Schneider sagte, bei Kindern könnten Sach- statt Geldleistungen sinnvoller sein. Das gelte etwa für die Nachhilfe sowie für musische oder sportliche Betätigung. Da der Bildungsbereich in den Kinderregelsätzen bisher nicht berücksichtigt worden sei, werde man auch hier um eine zusätzliche Erhöhung der Geldleistung nicht herumkommen.

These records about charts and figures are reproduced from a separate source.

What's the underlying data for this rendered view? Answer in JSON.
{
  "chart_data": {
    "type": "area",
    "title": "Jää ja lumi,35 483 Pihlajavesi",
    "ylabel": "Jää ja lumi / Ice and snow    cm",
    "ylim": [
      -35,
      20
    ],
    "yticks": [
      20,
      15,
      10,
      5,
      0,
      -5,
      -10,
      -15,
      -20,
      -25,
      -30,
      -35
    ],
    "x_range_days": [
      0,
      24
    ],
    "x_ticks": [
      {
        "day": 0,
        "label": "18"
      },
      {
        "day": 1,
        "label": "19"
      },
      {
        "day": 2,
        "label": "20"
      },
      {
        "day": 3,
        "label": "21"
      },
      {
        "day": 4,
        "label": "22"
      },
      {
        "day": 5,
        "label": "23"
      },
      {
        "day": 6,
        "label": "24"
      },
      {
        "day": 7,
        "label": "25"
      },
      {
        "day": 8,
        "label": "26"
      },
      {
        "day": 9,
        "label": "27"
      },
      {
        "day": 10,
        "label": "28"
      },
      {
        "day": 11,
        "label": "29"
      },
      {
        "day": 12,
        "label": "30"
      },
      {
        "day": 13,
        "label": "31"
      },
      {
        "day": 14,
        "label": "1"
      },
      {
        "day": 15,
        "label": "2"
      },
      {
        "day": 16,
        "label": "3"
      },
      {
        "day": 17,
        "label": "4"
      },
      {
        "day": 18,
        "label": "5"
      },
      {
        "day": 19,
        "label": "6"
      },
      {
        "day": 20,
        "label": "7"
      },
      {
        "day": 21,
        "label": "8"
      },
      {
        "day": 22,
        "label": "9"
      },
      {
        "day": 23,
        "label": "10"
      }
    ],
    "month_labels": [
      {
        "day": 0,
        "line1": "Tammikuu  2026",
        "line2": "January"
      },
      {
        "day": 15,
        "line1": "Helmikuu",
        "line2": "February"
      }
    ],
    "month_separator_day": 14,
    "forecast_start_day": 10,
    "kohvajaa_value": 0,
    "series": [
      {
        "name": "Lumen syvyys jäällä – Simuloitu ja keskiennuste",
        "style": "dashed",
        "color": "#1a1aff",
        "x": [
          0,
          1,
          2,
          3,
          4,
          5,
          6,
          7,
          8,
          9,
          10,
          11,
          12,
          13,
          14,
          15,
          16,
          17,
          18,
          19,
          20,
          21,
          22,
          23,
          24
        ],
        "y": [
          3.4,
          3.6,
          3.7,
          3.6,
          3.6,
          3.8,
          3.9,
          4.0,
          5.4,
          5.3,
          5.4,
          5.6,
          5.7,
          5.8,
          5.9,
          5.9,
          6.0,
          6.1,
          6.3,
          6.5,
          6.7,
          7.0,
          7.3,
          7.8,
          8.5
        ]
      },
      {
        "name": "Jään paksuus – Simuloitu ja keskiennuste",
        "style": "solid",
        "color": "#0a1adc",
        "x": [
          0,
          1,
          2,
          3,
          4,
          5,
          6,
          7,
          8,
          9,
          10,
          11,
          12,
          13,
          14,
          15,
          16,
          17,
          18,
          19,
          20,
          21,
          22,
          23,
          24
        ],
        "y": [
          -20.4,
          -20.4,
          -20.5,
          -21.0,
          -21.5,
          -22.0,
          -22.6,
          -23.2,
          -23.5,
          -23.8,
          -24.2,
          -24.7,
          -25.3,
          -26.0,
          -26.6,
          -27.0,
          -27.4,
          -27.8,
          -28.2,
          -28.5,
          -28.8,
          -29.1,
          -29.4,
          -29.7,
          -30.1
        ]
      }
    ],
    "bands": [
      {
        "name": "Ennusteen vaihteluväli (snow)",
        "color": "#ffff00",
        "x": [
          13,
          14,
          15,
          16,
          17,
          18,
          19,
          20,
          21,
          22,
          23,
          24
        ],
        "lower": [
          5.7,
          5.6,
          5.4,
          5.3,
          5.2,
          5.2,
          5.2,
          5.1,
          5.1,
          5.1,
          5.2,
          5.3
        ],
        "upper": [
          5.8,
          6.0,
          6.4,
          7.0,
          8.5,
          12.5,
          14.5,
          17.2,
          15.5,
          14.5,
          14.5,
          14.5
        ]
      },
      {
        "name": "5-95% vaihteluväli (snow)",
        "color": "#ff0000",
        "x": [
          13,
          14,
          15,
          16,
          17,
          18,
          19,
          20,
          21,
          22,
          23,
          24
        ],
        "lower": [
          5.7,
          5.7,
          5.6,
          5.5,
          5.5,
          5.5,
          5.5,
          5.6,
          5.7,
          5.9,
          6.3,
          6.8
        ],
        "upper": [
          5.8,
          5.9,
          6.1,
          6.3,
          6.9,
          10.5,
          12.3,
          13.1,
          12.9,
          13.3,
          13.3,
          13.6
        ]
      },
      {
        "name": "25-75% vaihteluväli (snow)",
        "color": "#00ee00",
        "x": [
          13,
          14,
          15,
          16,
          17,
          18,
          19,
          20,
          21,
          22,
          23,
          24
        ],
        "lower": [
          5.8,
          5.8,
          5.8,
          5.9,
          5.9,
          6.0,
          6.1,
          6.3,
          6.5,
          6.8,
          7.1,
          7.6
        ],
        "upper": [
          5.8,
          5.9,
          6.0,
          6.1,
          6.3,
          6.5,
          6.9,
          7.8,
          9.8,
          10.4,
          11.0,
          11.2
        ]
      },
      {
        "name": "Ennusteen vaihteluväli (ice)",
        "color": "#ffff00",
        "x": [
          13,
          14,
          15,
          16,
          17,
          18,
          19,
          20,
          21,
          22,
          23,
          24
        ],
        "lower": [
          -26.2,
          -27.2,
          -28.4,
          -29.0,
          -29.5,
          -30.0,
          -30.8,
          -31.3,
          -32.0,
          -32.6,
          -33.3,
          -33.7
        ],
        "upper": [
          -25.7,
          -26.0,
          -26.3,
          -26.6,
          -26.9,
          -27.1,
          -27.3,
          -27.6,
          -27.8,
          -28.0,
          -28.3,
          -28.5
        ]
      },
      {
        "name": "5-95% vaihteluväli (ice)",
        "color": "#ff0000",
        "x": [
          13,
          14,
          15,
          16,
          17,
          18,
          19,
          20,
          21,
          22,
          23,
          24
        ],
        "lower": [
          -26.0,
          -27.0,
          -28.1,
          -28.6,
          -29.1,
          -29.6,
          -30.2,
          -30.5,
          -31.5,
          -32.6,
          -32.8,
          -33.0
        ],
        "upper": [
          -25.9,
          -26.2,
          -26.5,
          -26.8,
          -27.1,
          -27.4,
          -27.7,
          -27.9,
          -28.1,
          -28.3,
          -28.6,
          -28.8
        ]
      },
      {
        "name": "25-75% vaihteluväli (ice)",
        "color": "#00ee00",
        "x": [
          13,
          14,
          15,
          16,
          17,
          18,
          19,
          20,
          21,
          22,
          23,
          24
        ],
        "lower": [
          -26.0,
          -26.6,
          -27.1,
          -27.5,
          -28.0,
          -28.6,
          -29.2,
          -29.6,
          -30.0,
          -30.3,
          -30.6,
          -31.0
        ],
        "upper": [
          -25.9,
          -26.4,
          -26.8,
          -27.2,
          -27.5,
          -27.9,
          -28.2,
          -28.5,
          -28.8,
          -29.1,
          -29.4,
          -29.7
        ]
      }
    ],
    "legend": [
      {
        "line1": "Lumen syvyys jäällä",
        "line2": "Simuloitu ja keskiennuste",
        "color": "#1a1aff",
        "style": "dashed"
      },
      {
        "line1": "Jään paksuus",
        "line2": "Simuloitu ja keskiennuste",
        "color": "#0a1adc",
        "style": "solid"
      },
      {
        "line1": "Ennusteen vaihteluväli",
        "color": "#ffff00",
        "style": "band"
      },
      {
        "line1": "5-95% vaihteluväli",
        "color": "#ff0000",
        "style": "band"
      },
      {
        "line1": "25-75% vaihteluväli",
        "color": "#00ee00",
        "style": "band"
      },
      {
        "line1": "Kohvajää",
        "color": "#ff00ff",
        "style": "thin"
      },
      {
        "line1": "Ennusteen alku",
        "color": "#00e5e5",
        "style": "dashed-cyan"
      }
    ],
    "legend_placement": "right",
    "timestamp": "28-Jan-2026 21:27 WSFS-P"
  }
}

Als überfällig bezeichnete es Schneider, die Angleichung der Hartz-IV-Sätze von der Rentenanpassung abzukoppeln. "Die Rente zum Gradmesser zu nehmen, war völlig unbegründet. Am sinnvollsten wäre es, die Regelsätze im gleichen Maß zu erhöhen, wie die Lebenshaltungskosten steigen", sagte der Verbandschef. Um das Lohnabstandsgebot zu wahren, schlug er vor, gleichzeitig mit einer Erhöhung der Hartz-IV-Sätze auch bei Kinderzuschlag und Wohngeld nachzubessern: "Diese beiden verhindern, dass Geringverdiener in das Hartz-IV-System fallen." Erhöhte Hartz-IV-Sätze führten sonst automatisch zu immer mehr Empfängern, weil immer mehr Menschen Anspruch auf ergänzendes Arbeitslosengeld hätten.

Der Präsident des Deutschen Instituts für Wirtschaftsforschung, Klaus Zimmermann, erklärte, höhere Regelsätze für Alleinstehende würden die Anreize schwächen, eine reguläre Arbeit aufzunehmen. Zugleich warnte Zimmermann in der der "Bild"-Zeitung vor einer Koppelung der Hartz-IV-Sätze an die Inflationsrate: "Die Orientierung an den Preissteigerungsraten ist gefährlich." Sie könne dazu führen, dass eine Inflation noch verstärkt werde. Eine Orientierung an den Nettolöhnen bezeichnete Zimmermann dagegen als "plausibel".